Dunne eager to enforce synthetic cannabis ban

By Roger Moroney


Associate Health Minister Peter Dunne conceded that the latest move to declare two substances used in K2 illegal was something of a cat and mouse game for authorities, as others were brought into use.

"[That's] until we can deliver the killer punch in August when the Psychoactive Substances Bill will become law."

But the latest moves were a solid start, Mr Dunne said.

Last Tuesday Mr Dunne announced a Temporary Class Drug Notice banning the two substances found in tested samples of the synthetic cannabis. The ban comes into effect on Thursday and brings to 35 the number of substances banned under temporary notices - more than 50 products containing those substances are now off the market.

Submissions on the planned legislation closed on Wednesday and the Health Select Committee is due to report the Bill back to Parliament in mid-June.

"What this ban will do in the meantime is force more of the K2 product off the shelves and that is the best outcome we can have at this point with a product that is clearly bad for people."

Mr Dunne said the industry and the outlets that sold it had "no integrity whatsoever".
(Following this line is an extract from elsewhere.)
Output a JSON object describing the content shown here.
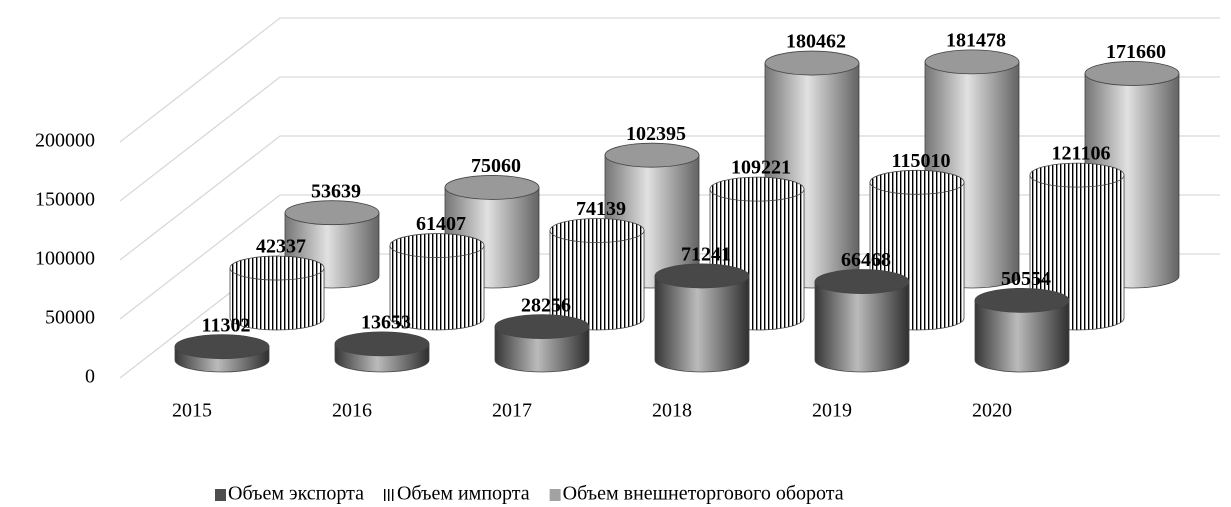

"There is no goodwill and there is no decency in this industry, and that is why we are legislating. They prove day-in and day-out that they cannot be trusted.

"Again, we are hitting some of the K2 product because it appears to be at the forefront of harm to young people. We have tested the products and we will test more, but I am counting the weeks until the law that will reverse the onus of proof on safety comes in."

The two K2 substances being banned are BB-22 and 5F-AKB48, and from next Thursday it will be illegal to import, manufacture, sell or supply the substances, with penalties of up to 8 years imprisonment.

"The Health Ministry considers that these particular substances pose a risk at least comparable to other already banned synthetic cannabis substances, therefore I have made the decision that it needs to be banned," Mr Dunne said.

He endorsed police enforcement of the bans and also encouraged community pressure on dairies and other outlets that sold the products.

"We need to apply pressure from all ends on a dirty industry until we can get our world-leading legislation in place."